I support a multi-instance, two node failover cluster (active-active). Both instances are running SQL 2014, on Windows Server 2008R2. The nodes each have 3/4 TB of memory and 32 cores (64 with HT). SQL is configured with a Max memory of 350GB for each instance. There are between 60 and 100 databases per instance with 3-5 TB of datafiles in per instance.

I’m having some issues with failover times that I’m trying to resolve.
The issue appears to be centered around shutting down the SQL instance prior to the failover. When a manual failover is performed, we do the following to speed things up to this point.

  1. Checkpoint all databases just prior to failover to get as many
    dirty pages written to disk prior to the beginning of the failover
    as possible. Failovers were much longer prior to adding this step

  2. Manual failover is initiated, SQL goes into SA only mode for 1-2
    minutes and then the SQL instance stops.

  3. It takes another 1-2 minutes to release the memory back to the OS before the failover occurs and the resource comes up on the other node.

If the SQL instance has only limited data in memory the failover happens much more quickly.

We looked at I/O and CPU metrics and don’t see any significant issues.

I’m looking for resources and ideas to help reduce the time it takes for this failover to happen.
Thanks,
-Luke.

Best Answer

The issue appears to be centered around shutting down the SQL instance prior to the failover.

You are correct, because that's exactly what is happening. You're shutting it down nicely on one node, moving resources, and starting it up on another node. The question actually doesn't have anything to do with clustering but with speeding up a clean SQL Server shutdown.

When a manual failover is performed, we do the following to speed things up to this point.
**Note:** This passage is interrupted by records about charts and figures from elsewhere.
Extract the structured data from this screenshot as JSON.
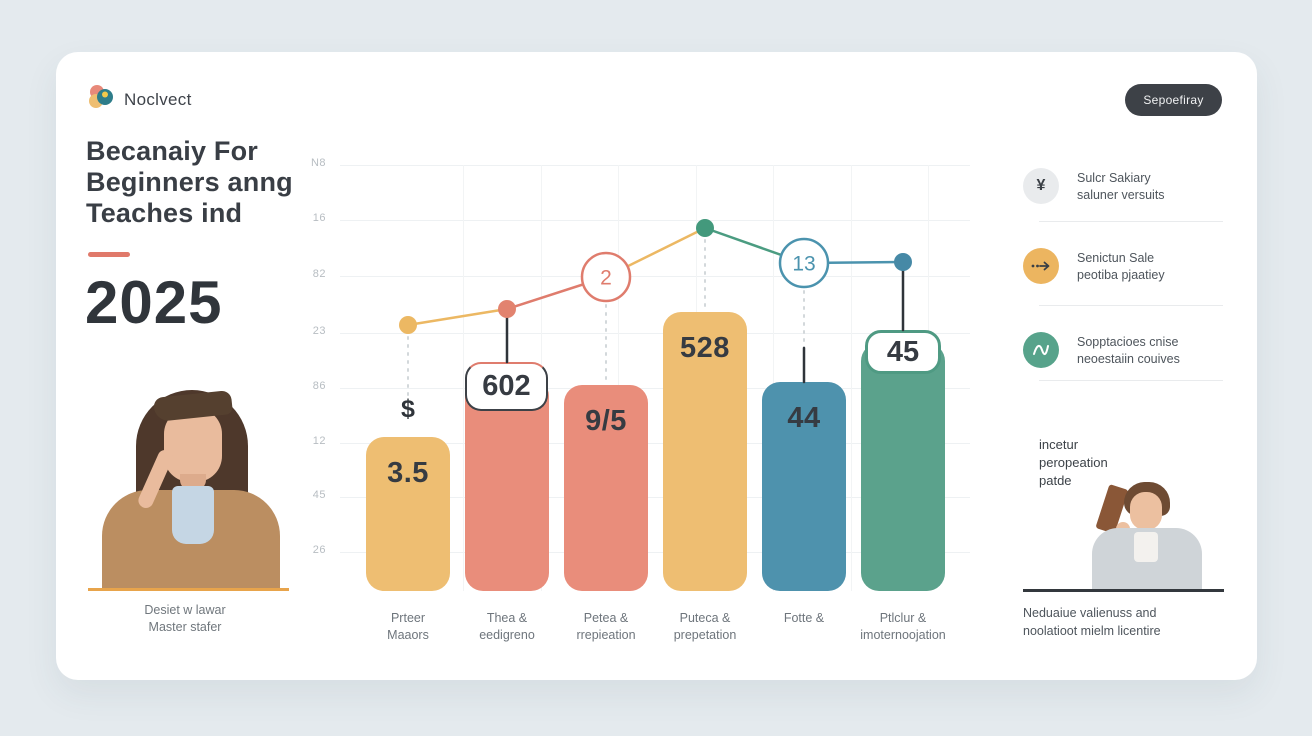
{
  "page": {
    "background": "#e4eaee",
    "card_background": "#ffffff"
  },
  "header": {
    "brand_name": "Noclvect",
    "action_button": {
      "label": "Sepoefiray",
      "background": "#3d4147"
    }
  },
  "intro": {
    "title": "Becanaiy For\nBeginners anng\nTeaches ind",
    "accent_color": "#e0796a",
    "year": "2025",
    "photo_caption": "Desiet w lawar\nMaster stafer"
  },
  "chart_data": {
    "type": "bar",
    "title": "",
    "y_axis_labels": [
      "N8",
      "16",
      "82",
      "23",
      "86",
      "12",
      "45",
      "26"
    ],
    "categories": [
      "Prteer\nMaaors",
      "Thea &\needigreno",
      "Petea &\nrrepieation",
      "Puteca &\nprepetation",
      "Fotte &",
      "Ptlclur &\nimoternoojation"
    ],
    "bars": [
      {
        "value": "3.5",
        "prefix": "$",
        "color": "#eebe72",
        "height_pct": 35.7,
        "style": "plain",
        "connector": "dotted"
      },
      {
        "value": "602",
        "prefix": "",
        "color": "#e98d7b",
        "height_pct": 49.4,
        "style": "float-badge",
        "connector": "black"
      },
      {
        "value": "9/5",
        "prefix": "",
        "color": "#e98d7b",
        "height_pct": 47.8,
        "style": "plain",
        "connector": "dotted"
      },
      {
        "value": "528",
        "prefix": "",
        "color": "#eebe72",
        "height_pct": 64.7,
        "style": "plain",
        "connector": "dotted"
      },
      {
        "value": "44",
        "prefix": "",
        "color": "#4e92ad",
        "height_pct": 48.5,
        "style": "plain",
        "connector": "dotted+black"
      },
      {
        "value": "45",
        "prefix": "",
        "color": "#5ba28c",
        "height_pct": 57.5,
        "style": "notch-badge",
        "connector": "black"
      }
    ],
    "line": {
      "points": [
        {
          "type": "dot",
          "y_pct": 61.7,
          "color": "#ecb863",
          "label": ""
        },
        {
          "type": "dot",
          "y_pct": 65.4,
          "color": "#e2836f",
          "label": ""
        },
        {
          "type": "circle",
          "y_pct": 72.9,
          "color": "#df7c6d",
          "label": "2"
        },
        {
          "type": "dot",
          "y_pct": 84.2,
          "color": "#43997c",
          "label": ""
        },
        {
          "type": "circle",
          "y_pct": 76.1,
          "color": "#4b93ae",
          "label": "13"
        },
        {
          "type": "dot",
          "y_pct": 76.3,
          "color": "#4689a6",
          "label": ""
        }
      ],
      "segment_colors": [
        "#ecb863",
        "#df7c6d",
        "#ecb863",
        "#4b9c81",
        "#4b93ae"
      ]
    },
    "grid": true,
    "legend_position": "right"
  },
  "sidebar": {
    "legend": [
      {
        "icon": "currency-icon",
        "icon_bg": "#e9ebed",
        "icon_color": "#3a3f45",
        "text": "Sulcr Sakiary\nsaluner versuits"
      },
      {
        "icon": "arrow-icon",
        "icon_bg": "#ecb560",
        "icon_color": "#3a3f45",
        "text": "Senictun Sale\npeotiba pjaatiey"
      },
      {
        "icon": "wave-icon",
        "icon_bg": "#57a38b",
        "icon_color": "#ffffff",
        "text": "Sopptacioes cnise\nneoestaiin couives"
      }
    ],
    "note": "incetur\nperopeation\npatde",
    "photo_caption": "Neduaiue valienuss and\nnoolatioot mielm licentire"
  }
}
When SQL Server cleanly shuts down, it flushes all of the buffers and asks internal systems to shut themselves down.

So, how do you make this faster? First, this is only really the case when you are cleanly shutting down - which most likely won't happen during a real failure. Secondly, you don't let SQL Server shut down - I would look into using Availability Groups and testing your manual failover times to compare and contrast the differences.

Additionally, no matter what you use, indirect checkpoints are much more effective than traditional.